House debates
Monday, 17 September 2007
Questions without Notice
Farms
2:02 pm
John Howard (Bennelong, Liberal Party, Prime Minister) Share this | Hansard source
I thank the member for Riverina for her question. Of course she, along with many other members in the Liberal and National parties, constantly has the interests of Australian farmers and rural Australia at heart. The Australian Labor Party are busy getting rid of the one and only farmer they did have and replacing him with another trade union official. I say to the member for Riverina, as I have been able to say to farmers around Australia already, that earlier today I announced an additional $430 million in drought assistance measures to provide security to farmers in the grip of the worst drought on record, many of whom face a very unhappy and uncertain situation over the coming spring.
Today’s announcement will extend the 38 areas of agricultural production currently EC declared until March 2008 through until September 2008. That will provide plenty of advance warning and assurance to those farmers who are sorely in need of both our understanding and our assistance, although that understanding and assistance and the need for it falls far short of their desperate need for Mother Nature to provide some rain.

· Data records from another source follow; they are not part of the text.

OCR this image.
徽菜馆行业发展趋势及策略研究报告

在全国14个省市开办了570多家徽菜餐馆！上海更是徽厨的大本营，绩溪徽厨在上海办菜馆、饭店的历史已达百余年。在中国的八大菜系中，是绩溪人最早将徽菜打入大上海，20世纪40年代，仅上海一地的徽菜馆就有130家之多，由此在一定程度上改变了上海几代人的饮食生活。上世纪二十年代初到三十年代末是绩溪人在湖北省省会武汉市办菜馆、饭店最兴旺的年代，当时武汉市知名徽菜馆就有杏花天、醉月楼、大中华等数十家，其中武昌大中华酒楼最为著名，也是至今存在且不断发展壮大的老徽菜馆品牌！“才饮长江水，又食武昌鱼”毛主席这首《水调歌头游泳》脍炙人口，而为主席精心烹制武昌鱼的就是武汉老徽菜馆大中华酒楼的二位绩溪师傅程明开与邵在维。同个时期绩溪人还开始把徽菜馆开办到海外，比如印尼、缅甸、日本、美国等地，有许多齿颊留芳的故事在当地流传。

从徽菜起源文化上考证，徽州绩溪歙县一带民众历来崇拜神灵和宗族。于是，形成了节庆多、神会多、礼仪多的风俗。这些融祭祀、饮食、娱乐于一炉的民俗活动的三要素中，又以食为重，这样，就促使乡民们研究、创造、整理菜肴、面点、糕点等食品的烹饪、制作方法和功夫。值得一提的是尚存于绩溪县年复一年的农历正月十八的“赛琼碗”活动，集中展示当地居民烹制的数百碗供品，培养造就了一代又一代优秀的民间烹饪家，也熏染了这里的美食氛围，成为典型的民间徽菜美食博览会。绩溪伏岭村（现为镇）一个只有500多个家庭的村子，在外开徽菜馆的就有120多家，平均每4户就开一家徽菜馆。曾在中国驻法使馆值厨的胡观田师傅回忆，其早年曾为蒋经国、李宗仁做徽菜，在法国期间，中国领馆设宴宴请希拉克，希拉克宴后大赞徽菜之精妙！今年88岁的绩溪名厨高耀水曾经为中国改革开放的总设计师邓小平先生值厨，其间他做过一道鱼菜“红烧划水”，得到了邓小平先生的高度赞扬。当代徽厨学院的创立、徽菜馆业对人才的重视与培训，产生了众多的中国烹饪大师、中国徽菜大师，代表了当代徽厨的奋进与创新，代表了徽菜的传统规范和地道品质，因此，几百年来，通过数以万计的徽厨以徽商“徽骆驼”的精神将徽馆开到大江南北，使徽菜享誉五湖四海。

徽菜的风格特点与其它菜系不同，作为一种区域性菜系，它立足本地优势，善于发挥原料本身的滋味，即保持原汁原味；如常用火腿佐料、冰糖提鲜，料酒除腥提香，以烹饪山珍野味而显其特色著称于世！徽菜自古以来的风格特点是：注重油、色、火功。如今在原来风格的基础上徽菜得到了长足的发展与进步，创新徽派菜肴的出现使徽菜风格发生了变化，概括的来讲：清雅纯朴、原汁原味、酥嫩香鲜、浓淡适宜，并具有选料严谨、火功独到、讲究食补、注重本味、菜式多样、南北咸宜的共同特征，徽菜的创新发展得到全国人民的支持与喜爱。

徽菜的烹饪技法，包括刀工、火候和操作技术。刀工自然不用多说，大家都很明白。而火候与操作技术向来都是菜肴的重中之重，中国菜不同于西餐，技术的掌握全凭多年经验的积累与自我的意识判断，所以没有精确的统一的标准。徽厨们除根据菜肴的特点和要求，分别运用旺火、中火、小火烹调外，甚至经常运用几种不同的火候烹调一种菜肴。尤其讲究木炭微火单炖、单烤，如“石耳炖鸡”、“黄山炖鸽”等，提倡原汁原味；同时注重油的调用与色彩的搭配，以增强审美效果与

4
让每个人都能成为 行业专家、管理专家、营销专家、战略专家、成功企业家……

This particular extension alone will cost some $340 million.
I might also inform the House that there are many farmers in Western Australian agricultural zones and in Tasmania outside already declared areas that have experienced low rainfall for the past 18 months and have a less than 50 per cent chance of receiving average rainfall in the next three months. However, they are not currently covered by EC declarations. These farmers are facing the very grim prospect of a second consecutive failed season, so today I have announced interim EC assistance for those further areas of Western Australia and Tasmania. This will provide access to income support to approximately an additional 4,000 farmers in these two states and it will allow the state governments to focus their efforts on completing applications for full exceptional circumstances assistance, which includes interest rate subsidy payments. Importantly, this will mean there is no delay in payments to farmers while state governments prepare their paperwork. The estimated cost of this additional measure is some $90 million.
The government continues, and I thank my colleague the minister for agriculture on this matter, to have under consideration some other proposals that have been put to it by the National Farmers Federation and others to see whether there should be some further alterations to those already announced by the government to the operation of the exceptional circumstances assistance. Let me say to the farmers of Australia: we will stand, as a government, shoulder to shoulder with you through this terrible drought. Fortunately, this nation is strong enough fiscally and strong enough economically to give help to our fellow Australians so desperately affected by this terrible drought.